One of two electricity plants shut down since last winter is due to restart at the weekend, but a second will not resume for 11 days after originally estimated.
Temporary shutdowns of Bord Gáis Energy's electricity generator in Whitegate, Co Cork, and one of Energia's two units in Huntstown, Co Dublin, have aggravated the Republic's ongoing energy squeeze.
Energia said Huntstown remained on track to restart generating electricity on Saturday, October 23rd. "Commissioning work is ongoing," the power supply group added.
However, Bord Gáis Energy confirmed that it had told the electricity market that Whitegate would return on November 15th, instead of its originally scheduled restart on November 4th.
“There has been significant progress made in returning Whitegate power station to service,” said the company.
Faults forced both plants to shut for repairs last winter. Whitegate generates 444 mega watts (MW) of electricity, while Huntstown produces 400MW. Their absence contributed to growing pressure on electricity supplies that prompted the Irish market operator to issue eight warnings about stretched capacity.

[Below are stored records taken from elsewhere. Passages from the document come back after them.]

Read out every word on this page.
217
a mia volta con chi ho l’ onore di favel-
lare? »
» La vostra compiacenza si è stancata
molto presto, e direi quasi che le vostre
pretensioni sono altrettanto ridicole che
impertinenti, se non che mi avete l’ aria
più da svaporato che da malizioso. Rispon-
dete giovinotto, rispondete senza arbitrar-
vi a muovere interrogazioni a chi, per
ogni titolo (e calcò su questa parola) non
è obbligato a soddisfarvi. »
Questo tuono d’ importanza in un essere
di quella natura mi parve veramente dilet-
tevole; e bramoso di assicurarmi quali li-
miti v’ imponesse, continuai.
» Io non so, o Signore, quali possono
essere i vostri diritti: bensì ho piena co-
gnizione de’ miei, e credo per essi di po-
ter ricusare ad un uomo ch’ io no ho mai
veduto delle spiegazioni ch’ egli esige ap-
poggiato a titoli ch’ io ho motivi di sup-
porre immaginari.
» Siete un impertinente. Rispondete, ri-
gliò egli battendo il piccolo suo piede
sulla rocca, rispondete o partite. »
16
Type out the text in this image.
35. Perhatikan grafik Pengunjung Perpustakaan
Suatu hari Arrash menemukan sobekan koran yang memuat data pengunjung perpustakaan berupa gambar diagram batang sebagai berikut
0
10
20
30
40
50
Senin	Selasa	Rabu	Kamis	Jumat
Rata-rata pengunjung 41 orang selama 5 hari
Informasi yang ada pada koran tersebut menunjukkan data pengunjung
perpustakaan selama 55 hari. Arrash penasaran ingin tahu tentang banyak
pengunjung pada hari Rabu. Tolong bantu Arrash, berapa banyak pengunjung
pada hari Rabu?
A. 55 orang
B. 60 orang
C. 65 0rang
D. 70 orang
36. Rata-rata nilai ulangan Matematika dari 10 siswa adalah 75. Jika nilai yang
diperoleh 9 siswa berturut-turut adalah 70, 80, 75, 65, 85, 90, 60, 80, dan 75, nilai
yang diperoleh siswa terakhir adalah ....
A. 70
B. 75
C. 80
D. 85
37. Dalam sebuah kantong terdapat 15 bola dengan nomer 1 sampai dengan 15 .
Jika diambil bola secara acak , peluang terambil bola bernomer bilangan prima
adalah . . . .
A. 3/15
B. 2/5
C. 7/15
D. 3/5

The so-called “amber alerts” cautioned that demand had reached the point where reserves of electricity were tighter than ideal, increasing the risk of a power cut.
Energy industry sources say that the return of both would reduce the risk of electricity shortages this winter, and leave the energy supply system in a “more comfortable” position.
Huntstown shut on January 29th this year, three weeks after the first of the system alerts. Whitegate has been out since December 2nd, 2020. Neither company has given details on the problems that caused their generator to close.
National electricity grid operator Eirgrid and the Commission for Regulation of Utilities last month predicted that meeting energy demand would be "challenging" this winter even with the power plants' return.
A cold snap helped sent electricity demand to a peak of 5,375MW for a period during one day in early January this year, breaking a 10-year record.
Demand is continuing to grow, sparking concerns that the system may not be able to meet it in coming years unless power plants that have been shut are replaced.